Simplification meant refocusing and prioritizing the business’ most profitable activities, as well as streamlining its brands, product portfolio and processes. For example, Bemis had a plastic shopping cart business that was sold due to its operational complexity and high labor requirements.
“Complexity adds cost, and it can add slowness to processes, the product development cycles and operational solutions,” Lonigro says. “We’re always trying to create simplification, which ultimately allows us to focus on the products, the customers and the opportunities that are the most profitable.”
Hoeschen says the philosophy required a mindset shift for not only leadership, but everyone throughout the company.
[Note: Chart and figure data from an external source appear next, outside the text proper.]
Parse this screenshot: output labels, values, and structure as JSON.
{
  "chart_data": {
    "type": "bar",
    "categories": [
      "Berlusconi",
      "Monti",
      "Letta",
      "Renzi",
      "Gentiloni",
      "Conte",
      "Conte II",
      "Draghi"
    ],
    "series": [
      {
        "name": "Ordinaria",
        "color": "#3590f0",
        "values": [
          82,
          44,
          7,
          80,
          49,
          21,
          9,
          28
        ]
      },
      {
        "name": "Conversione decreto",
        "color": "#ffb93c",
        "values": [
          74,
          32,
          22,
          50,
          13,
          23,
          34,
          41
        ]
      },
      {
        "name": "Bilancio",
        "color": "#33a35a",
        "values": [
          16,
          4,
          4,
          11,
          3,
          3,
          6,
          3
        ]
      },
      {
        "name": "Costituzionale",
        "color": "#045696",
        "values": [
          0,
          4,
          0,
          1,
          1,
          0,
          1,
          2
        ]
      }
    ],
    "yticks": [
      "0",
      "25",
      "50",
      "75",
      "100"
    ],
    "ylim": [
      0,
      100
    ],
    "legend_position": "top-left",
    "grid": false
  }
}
The process has taken time, but it’s been worth it, she says. “Jeff was able to bring about a very great culture change and be much more strategically focused,” she says. “I think that was transformational for our company.”
Increased simplification often leads to increased growth, as Bemis is seeing in its health care division, which manufactures products for the collection and disposal of medical waste.
Lonigro says Bemis’ pipeline is fuller than ever because of this increased simplification that has paved the way for many new products set to launch in the toilet seat, health care, caps and gauges and contract divisions.
“When you mix the business being simplified with some market understanding and some new products, coupled with a workforce and a family that really cares,” Lonigro says, “that makes me super excited for the future.”